True Love
It would be wrong to say that we recently stumbled across True Love. A disc landed on our desk ages ago, only to be sent to a freelancer and never seen again. But we’ve finally got round to watching it; and thank heavens we did. Atmospheric, unnerving and elegant, True Love takes a disarmingly simple premise and turns it into one of the best shorts we’ve seen in years.
It’s late, and Adam (Cameron Harris) is drowning his sorrows. He can’t work out what’s going on with his girlfriend Claire (Eloise Black) – last night she came home in the early hours, drunk and secretive, refusing to tell him why she was so drunk or who she’d been with. Adam confides in a genial old man at the bar, who recounts the story of his own first love and how he made sure things would never go sour. But will Adam let his relationship slide, or do what’s necessary to save it?
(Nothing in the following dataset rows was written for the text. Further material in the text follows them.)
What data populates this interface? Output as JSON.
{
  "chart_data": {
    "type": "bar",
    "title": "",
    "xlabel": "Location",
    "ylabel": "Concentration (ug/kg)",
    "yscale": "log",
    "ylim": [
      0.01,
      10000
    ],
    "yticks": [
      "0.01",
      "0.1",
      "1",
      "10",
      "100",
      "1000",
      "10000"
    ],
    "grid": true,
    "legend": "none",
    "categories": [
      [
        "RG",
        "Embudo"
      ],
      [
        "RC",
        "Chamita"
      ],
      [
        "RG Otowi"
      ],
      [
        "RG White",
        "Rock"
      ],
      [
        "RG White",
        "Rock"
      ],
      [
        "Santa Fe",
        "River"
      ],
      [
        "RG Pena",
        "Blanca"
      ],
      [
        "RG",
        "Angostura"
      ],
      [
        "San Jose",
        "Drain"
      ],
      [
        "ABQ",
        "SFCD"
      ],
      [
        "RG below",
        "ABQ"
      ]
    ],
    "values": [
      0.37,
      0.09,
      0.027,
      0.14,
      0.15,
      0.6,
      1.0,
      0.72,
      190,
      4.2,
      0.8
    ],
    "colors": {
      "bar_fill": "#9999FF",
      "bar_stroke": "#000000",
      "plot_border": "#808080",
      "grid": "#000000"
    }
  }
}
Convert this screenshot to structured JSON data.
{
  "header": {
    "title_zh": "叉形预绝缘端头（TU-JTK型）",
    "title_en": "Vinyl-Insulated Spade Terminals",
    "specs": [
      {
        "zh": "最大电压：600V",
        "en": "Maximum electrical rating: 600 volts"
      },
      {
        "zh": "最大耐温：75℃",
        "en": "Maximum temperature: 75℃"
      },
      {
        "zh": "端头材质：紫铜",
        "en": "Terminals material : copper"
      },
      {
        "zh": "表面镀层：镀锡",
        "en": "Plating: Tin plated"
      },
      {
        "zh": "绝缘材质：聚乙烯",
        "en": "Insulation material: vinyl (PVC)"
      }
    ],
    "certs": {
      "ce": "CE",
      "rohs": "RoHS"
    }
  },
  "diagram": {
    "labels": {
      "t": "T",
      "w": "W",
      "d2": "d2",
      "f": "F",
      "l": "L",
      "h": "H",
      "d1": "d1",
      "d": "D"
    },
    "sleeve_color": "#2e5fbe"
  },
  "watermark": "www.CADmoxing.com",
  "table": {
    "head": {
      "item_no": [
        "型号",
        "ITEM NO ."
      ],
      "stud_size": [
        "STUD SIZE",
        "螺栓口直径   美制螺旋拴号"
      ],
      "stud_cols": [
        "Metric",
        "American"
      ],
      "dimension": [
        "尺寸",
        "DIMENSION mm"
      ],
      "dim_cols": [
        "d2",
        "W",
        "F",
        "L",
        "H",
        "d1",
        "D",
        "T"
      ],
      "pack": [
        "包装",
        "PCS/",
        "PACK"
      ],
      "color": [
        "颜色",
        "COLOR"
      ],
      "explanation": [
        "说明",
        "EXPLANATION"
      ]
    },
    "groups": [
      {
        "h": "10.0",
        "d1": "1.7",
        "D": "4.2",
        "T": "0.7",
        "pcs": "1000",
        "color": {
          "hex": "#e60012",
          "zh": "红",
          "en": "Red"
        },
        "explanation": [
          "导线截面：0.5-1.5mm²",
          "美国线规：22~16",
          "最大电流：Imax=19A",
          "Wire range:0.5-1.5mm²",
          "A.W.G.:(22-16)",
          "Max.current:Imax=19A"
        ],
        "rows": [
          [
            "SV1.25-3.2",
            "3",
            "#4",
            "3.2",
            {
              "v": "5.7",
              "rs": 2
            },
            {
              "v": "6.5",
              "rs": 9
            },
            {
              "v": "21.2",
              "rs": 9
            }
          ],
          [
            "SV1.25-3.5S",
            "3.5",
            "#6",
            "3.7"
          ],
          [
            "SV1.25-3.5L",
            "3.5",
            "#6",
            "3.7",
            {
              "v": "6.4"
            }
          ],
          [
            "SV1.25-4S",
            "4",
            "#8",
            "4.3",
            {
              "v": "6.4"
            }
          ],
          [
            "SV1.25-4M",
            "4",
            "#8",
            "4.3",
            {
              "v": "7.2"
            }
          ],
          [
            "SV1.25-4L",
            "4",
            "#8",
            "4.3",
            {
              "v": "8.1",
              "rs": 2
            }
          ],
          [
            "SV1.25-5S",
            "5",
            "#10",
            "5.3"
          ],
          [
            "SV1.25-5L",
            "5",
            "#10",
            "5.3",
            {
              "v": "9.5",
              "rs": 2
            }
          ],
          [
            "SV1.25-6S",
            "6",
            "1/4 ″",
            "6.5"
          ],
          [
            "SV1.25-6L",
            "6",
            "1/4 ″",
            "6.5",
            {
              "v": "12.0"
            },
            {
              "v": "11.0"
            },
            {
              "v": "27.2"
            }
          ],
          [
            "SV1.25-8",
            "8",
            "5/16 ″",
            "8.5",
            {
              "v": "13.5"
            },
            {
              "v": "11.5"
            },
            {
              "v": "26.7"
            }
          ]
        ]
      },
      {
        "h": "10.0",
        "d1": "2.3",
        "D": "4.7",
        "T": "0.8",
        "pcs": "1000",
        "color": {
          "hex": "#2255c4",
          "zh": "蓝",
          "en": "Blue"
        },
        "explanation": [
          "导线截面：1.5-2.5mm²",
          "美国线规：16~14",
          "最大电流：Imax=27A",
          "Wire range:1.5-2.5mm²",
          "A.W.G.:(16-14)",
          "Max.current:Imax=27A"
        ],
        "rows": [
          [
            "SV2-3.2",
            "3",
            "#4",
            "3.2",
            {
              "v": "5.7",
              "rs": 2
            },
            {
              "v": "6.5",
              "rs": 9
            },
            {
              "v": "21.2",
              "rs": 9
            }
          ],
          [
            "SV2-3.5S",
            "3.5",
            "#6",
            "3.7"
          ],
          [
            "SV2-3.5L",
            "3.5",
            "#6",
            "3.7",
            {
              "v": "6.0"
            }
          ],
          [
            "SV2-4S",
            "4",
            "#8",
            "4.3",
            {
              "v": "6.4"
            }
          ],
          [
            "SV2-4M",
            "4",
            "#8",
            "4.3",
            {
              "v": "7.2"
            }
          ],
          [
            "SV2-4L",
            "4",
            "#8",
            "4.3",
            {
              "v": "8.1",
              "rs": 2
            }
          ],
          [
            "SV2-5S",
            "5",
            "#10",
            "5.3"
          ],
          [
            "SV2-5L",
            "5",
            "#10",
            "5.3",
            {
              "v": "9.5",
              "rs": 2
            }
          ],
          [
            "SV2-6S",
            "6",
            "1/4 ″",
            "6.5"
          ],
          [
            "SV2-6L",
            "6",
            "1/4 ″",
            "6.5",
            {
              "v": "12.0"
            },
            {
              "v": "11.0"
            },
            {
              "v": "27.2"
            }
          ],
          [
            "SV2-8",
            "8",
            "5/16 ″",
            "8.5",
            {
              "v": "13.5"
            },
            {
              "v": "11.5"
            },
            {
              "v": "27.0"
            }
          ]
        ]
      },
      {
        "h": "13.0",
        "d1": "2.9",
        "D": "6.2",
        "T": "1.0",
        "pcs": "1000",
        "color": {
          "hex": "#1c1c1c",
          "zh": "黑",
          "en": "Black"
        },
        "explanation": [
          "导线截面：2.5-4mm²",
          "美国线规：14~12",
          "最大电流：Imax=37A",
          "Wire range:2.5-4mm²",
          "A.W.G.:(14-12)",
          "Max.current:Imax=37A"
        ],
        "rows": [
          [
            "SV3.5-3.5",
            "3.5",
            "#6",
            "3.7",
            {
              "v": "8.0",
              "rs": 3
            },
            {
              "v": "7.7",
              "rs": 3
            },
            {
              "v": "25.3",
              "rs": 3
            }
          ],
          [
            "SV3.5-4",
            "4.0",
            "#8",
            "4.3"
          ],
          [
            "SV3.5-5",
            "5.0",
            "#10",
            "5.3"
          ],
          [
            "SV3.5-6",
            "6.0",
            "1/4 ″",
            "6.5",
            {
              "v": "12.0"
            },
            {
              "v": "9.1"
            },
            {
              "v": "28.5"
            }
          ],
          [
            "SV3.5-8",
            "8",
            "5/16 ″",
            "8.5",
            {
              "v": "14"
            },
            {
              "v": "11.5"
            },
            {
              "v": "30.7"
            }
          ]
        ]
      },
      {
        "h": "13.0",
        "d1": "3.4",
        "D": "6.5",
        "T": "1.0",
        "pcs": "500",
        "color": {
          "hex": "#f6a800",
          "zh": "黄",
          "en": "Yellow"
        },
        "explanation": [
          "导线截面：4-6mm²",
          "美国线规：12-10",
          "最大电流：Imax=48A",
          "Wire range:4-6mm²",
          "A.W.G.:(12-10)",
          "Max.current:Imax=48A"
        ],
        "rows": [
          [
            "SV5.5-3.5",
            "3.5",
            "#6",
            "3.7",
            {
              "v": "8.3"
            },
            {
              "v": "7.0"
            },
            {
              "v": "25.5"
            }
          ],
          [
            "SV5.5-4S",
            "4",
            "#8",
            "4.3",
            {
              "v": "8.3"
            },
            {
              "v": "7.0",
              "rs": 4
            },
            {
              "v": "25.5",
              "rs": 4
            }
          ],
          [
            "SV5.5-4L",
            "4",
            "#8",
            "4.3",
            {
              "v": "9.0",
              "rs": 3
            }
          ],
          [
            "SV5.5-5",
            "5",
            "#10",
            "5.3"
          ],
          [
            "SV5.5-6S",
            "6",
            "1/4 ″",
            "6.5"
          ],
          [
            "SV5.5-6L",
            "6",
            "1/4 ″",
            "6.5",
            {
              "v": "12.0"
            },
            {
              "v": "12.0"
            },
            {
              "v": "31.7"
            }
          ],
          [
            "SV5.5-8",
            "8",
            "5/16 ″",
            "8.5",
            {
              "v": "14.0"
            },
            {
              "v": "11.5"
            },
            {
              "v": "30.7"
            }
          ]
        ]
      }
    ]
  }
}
Trying to write a full review of a short film is an odd business. True Love is just eleven minutes long, so it necessarily dispenses with the frills and furbelows which would adorn a full-length adaptation of the same story (the tale in question is this, a very short story by Alex Barber). And whilst that means, admittedly, that we are denied backstory, characterisation and so on, the immediacy of this medium suits True Love perfectly. There’s no time to deliberate, because the hour is upon you; no time to wonder what on earth is going to happen, because it’s happening already. Flitting expertly between two timeframes, writer-director Mark Triller does a phenomenal job of gradually building the film’s energy, embracing the limitations of his running time to create something astonishingly evocative.
With so little time, so little space and so few actors (there are five named parts, although one is entirely silent and another has perhaps five words of stammering monologue), nothing in a film this size can afford to falter. And, happily, nothing does. The performances are universally strong, although only Skym, the old man at the bar (you might recognise actor Peter Charlton from his brief role in The Human Centipede: Full Sequence) really gets a chance to make something of his character. That’s not necessarily a criticism – the central couple are ciphers, a believable but identikit pair that could easily be me and my girlfriend, or you and yours (correct genders as appropriate). Visually, the mise en scène is stark and unsettling without descending into campy noir shadow-porn, and the understated soundtrack is similarly engaging, hinting at dark moments to come without ever having to hammer the point home.
Despite being a couple of years old now, True Love will be screening at the 2014 American Online Film Awards; we’ll shove up a link in due course so you can watch it in full. But for now, we’ll be watching the careers of Mark Triller and his team with great interest. This is the sort of short that everyone coming out of film school should be aspiring to make – a concise, memorable visual CV that stretches the limits of what can be done with ten minutes and a handful of lines.